Dizem que a história é escrita pelos vencedores – e eu não duvido. Contudo, seja porque já não estão entre os vivos, seja porque entre os vivos há mais “vivos” do que a história suporta, duvido que a versão dada pelo secretário de Turismo do Pará prospere como verdadeira à luz de fatos muito simples apontados nos últimos anos pela mídia. É de André Dias, reportando-se aos 21 anos de funcionamento da Estação das Docas, este comentário: “Primeiramente, é uma felicidade grande poder comemorar 21 anos da inauguração da Estação das Docas, um projeto que começou no governo Jader Barbalho (…), momento em que foi assinado o primeiro contrato de cessão da área e se iniciaram os projetos para a construção desse marco para o nosso turismo (…)”.

Nada a ver. Primeiro, como festejar 21 anos de um espaço público tão referenciado de Belém sem sequer citar os principais responsáveis pela construção – o ex-governador Almir  Gabriel e o arquiteto e ex-secretário de Cultura Paulo Chaves, ambos falecidos, que devem estar se revirado no túmulo com tamanha infâmia e usurpação?

Para rememorar, a obra começou no final do primeiro governo do Almir Gabriel e foi concluída em meados do segundo, portanto, longe do segundo governo Jader Barbalho, que terminou em março de 1994, quando assumiu o vice-governador Carlos Santos.

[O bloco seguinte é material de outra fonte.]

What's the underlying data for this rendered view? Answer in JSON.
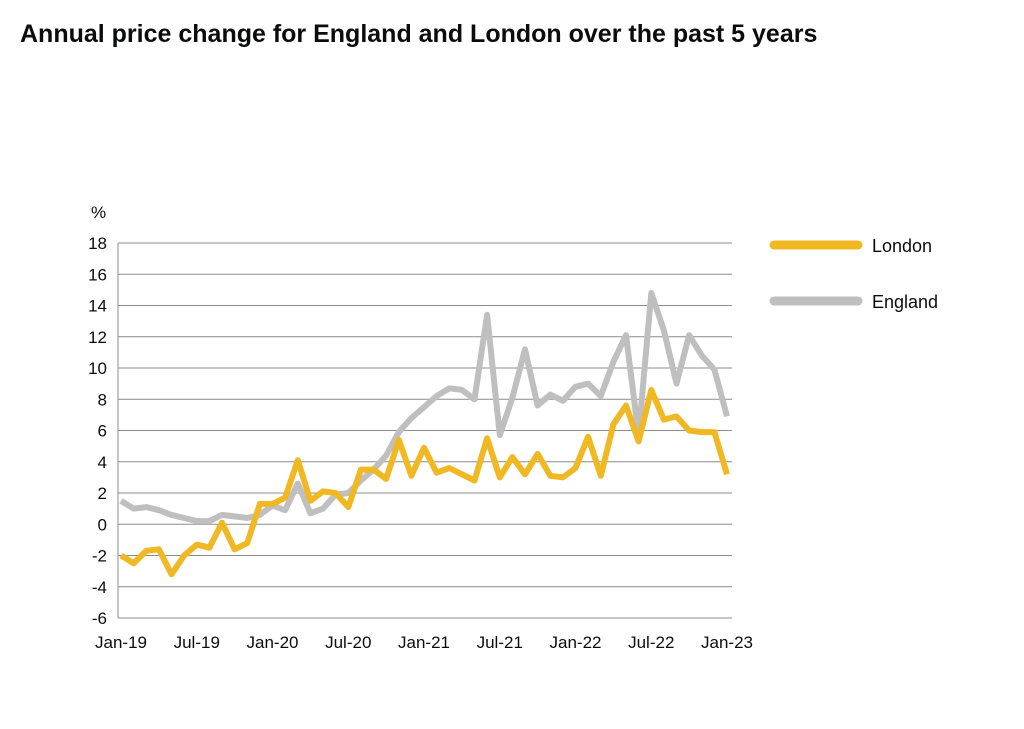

A concessão da área foi viabilizada por Almir Gabriel, através do então ministro das Comunicações, Sergio Mota, amigo pessoal e companheiro de partido do governador, já que ambos eram históricos do PSDB.  A concepção, o projeto arquitetônico e a condução da obra foram de responsabilidade do arquiteto Paulo Chaves e equipe da Secretaria de Cultura. Para ser fiel à história, no governo JB, com o André Dias presidente da Paratur, houve concurso para escolha de projeto para aproveitar a área portuária com a criação de centro de convenções. Parecia jogo de cartas marcadas, conforme repercussão na mídia na época.  Houve questionamentos, a confusão foi criada e o tal concurso acabou anulado. Não houve projeto definido, muito menos área cedida.  O que seria “possibilidade” de criação de um centro de convenções naquele virou a Estação das Docas no governo Almir Gabriel. Logo que a Estação das Docas foi inaugurada, políticos ligados ao então PMDB dos Barbalhos e seus parceiros do PT iniciaram uma campanha através de veículos de comunicação aliados tentando desqualificar o espaço, inclusive com insistentes notas de jornais chamando-o de “Estação das Dondocas”, em referência ao que supunham ser – ou pretendiam fazer crer – um espaço criado somente para ricos.
Agora vem o secretário de Turismo, filho do ex-conselheiro do Tribunal de Contas do Estado André Dias, que testemunhou todo o trabalho – até porque era do PSDB -, tentar apagar a verdade, dando um salto na história que, na verdade, é mais um atentado contra a memória dos mortos e à inteligência dos que ainda vivem. Tenha santa paciência. Mas, se a ideia foi criar polêmica, que seja. Vamos ao bom debate, enquanto o governador do Pará tenta criar uma obra para chamar de sua e, pelo lado bom, reservar seu lugar na história.